Fish Finders
Why not order discount quality Fish Finders online.And so, after a space of talk, it was decided that upon the morrow we should build some sort of kite, and with it fly a line over the hulk, the which should be a task of no great difficulty with so good a breeze as we had continually with us.
And, presently, having made our supper off a very fine fish, which the two fishermen had caught whilst we talked, the bo'sun set the watches, and the rest turned-in.
XIII
The Weed Men
Now, on that night, when I came to my watch, I discovered that there was no moon, and, save for such light as the fire threw, the hill-top was in darkness; yet this was no great matter to trouble me; for we had been unmolested since the burning of the fungi in the valley, and thus I had lost much of the haunting fear which had beset me upon the death of Job. Yet, though I was not so much afraid as I had been, I took all precautions that suggested themselves to me, and built up the fire to a goodly height, after which I took my cut-and-thrust, and made the round of the camping place. At the edges of the cliffs which protected us on three sides, I made some pause, staring down into the darkness, and listening; though this latter was of but small use because of the strength of the wind which roared continually in my ears. Yet though I neither saw nor heard anything, I was presently possessed of a strange uneasiness, which made me return twice or thrice to the edge of the cliffs; but always without seeing or hearing anything to justify my superstitions. And so, presently, being determined to give way to no fancifulness, I avoided the boundary of cliffs, and kept more to that part which commanded the slope, up and down which we made our journeys to and from the island below.

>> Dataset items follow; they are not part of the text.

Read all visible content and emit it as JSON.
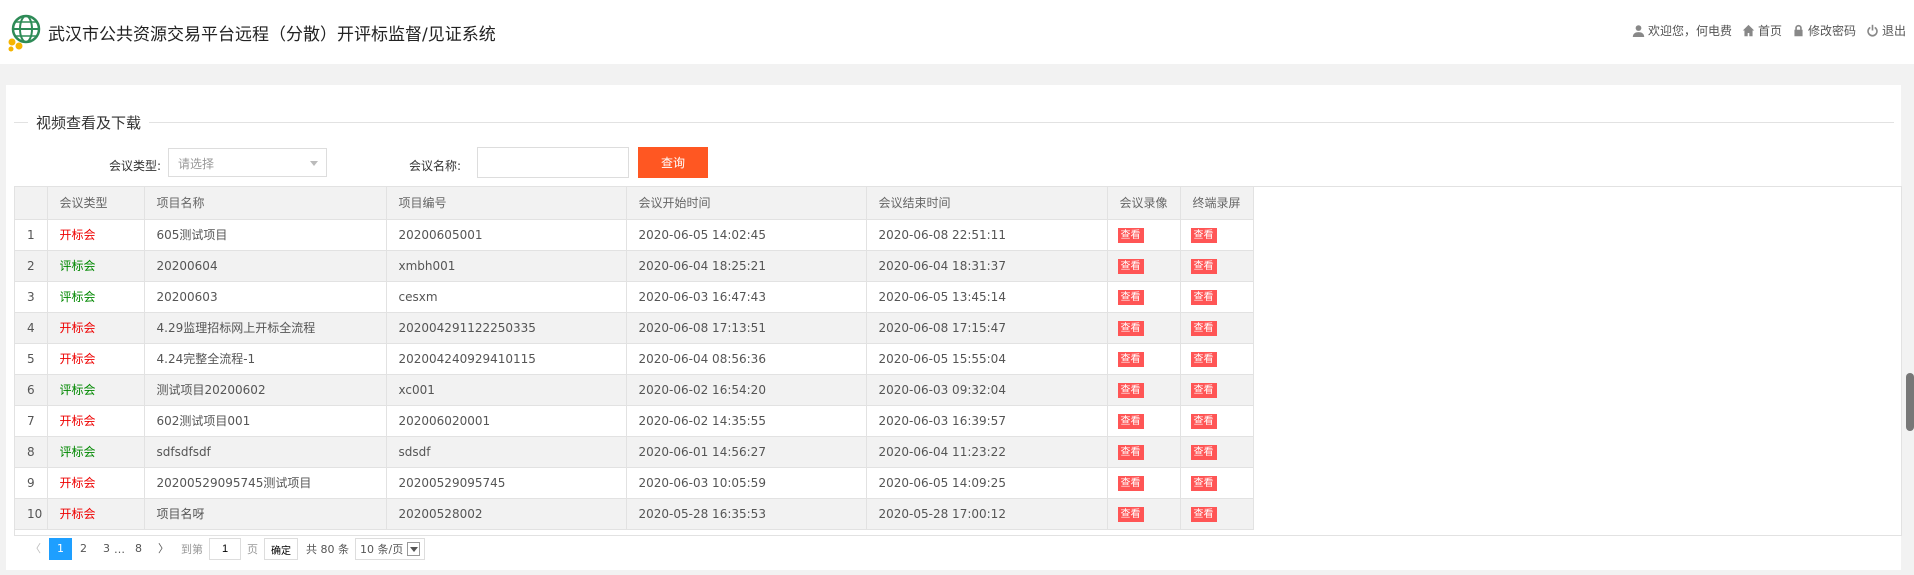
{
  "header": {
    "title": "武汉市公共资源交易平台远程（分散）开评标监督/见证系统",
    "welcome": "欢迎您，何电费",
    "home": "首页",
    "change_password": "修改密码",
    "logout": "退出"
  },
  "section": {
    "title": "视频查看及下载"
  },
  "filters": {
    "type_label": "会议类型:",
    "type_placeholder": "请选择",
    "name_label": "会议名称:",
    "query_label": "查询"
  },
  "table": {
    "columns": [
      "",
      "会议类型",
      "项目名称",
      "项目编号",
      "会议开始时间",
      "会议结束时间",
      "会议录像",
      "终端录屏"
    ],
    "view_label": "查看",
    "rows": [
      {
        "idx": "1",
        "type": "开标会",
        "kind": "kb",
        "name": "605测试项目",
        "code": "20200605001",
        "start": "2020-06-05 14:02:45",
        "end": "2020-06-08 22:51:11"
      },
      {
        "idx": "2",
        "type": "评标会",
        "kind": "pb",
        "name": "20200604",
        "code": "xmbh001",
        "start": "2020-06-04 18:25:21",
        "end": "2020-06-04 18:31:37"
      },
      {
        "idx": "3",
        "type": "评标会",
        "kind": "pb",
        "name": "20200603",
        "code": "cesxm",
        "start": "2020-06-03 16:47:43",
        "end": "2020-06-05 13:45:14"
      },
      {
        "idx": "4",
        "type": "开标会",
        "kind": "kb",
        "name": "4.29监理招标网上开标全流程",
        "code": "202004291122250335",
        "start": "2020-06-08 17:13:51",
        "end": "2020-06-08 17:15:47"
      },
      {
        "idx": "5",
        "type": "开标会",
        "kind": "kb",
        "name": "4.24完整全流程-1",
        "code": "202004240929410115",
        "start": "2020-06-04 08:56:36",
        "end": "2020-06-05 15:55:04"
      },
      {
        "idx": "6",
        "type": "评标会",
        "kind": "pb",
        "name": "测试项目20200602",
        "code": "xc001",
        "start": "2020-06-02 16:54:20",
        "end": "2020-06-03 09:32:04"
      },
      {
        "idx": "7",
        "type": "开标会",
        "kind": "kb",
        "name": "602测试项目001",
        "code": "202006020001",
        "start": "2020-06-02 14:35:55",
        "end": "2020-06-03 16:39:57"
      },
      {
        "idx": "8",
        "type": "评标会",
        "kind": "pb",
        "name": "sdfsdfsdf",
        "code": "sdsdf",
        "start": "2020-06-01 14:56:27",
        "end": "2020-06-04 11:23:22"
      },
      {
        "idx": "9",
        "type": "开标会",
        "kind": "kb",
        "name": "20200529095745测试项目",
        "code": "20200529095745",
        "start": "2020-06-03 10:05:59",
        "end": "2020-06-05 14:09:25"
      },
      {
        "idx": "10",
        "type": "开标会",
        "kind": "kb",
        "name": "项目名呀",
        "code": "20200528002",
        "start": "2020-05-28 16:35:53",
        "end": "2020-05-28 17:00:12"
      }
    ]
  },
  "pager": {
    "prev": "〈",
    "pages": [
      "1",
      "2",
      "3"
    ],
    "ellipsis": "…",
    "last": "8",
    "next": "〉",
    "goto_label": "到第",
    "goto_value": "1",
    "page_unit": "页",
    "ok": "确定",
    "total": "共 80 条",
    "page_size": "10 条/页"
  }
}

Then, it would be near halfway through my time of watching, there came to me out of the immensity of weed that lay to leeward, a far distant sound that grew upon my ear, rising and rising into a fearsome screaming and shrieking, and then dying away into the distance in queer sobs, and so at last to a note below that of the wind's. At this, as might be supposed, I was somewhat shaken in myself to hear so dread a noise coming out of all that desolation, and then, suddenly, the thought came to me that the screaming was from the ship to leeward of us, and I ran immediately to the edge of the cliff overlooking the weed, and stared into the darkness; but now I perceived, by a light which burned in the hulk, that the screaming had come from some place a great distance to the right of her, and more, as my sense assured me, it could by no means have been possible for those in her to have sent their voices to me against such a breeze as blew at that time.
And so, for a space, I stood nervously pondering, and peering away into the blackness of the night; thus, in a little, I perceived a dull glow upon the horizon, and, presently, there rose into view the upper edge of the moon, and a very welcome sight it was to me; for I had been upon the point of calling the bo'sun to inform him regarding the sound which I had heard; but I had hesitated, being afraid to seem foolish if nothing should befall. Then, even as I stood watching the moon rise into view, there came again to me the beginning of that screaming, somewhat like to the sound of a woman sobbing with a giant's voice, and it grew and strengthened until it pierced through the roar of the wind with an amazing clearness, and then slowly, and seeming to echo and echo, it sank away into the distance, and there was again in my ears no sound beyond that of the wind.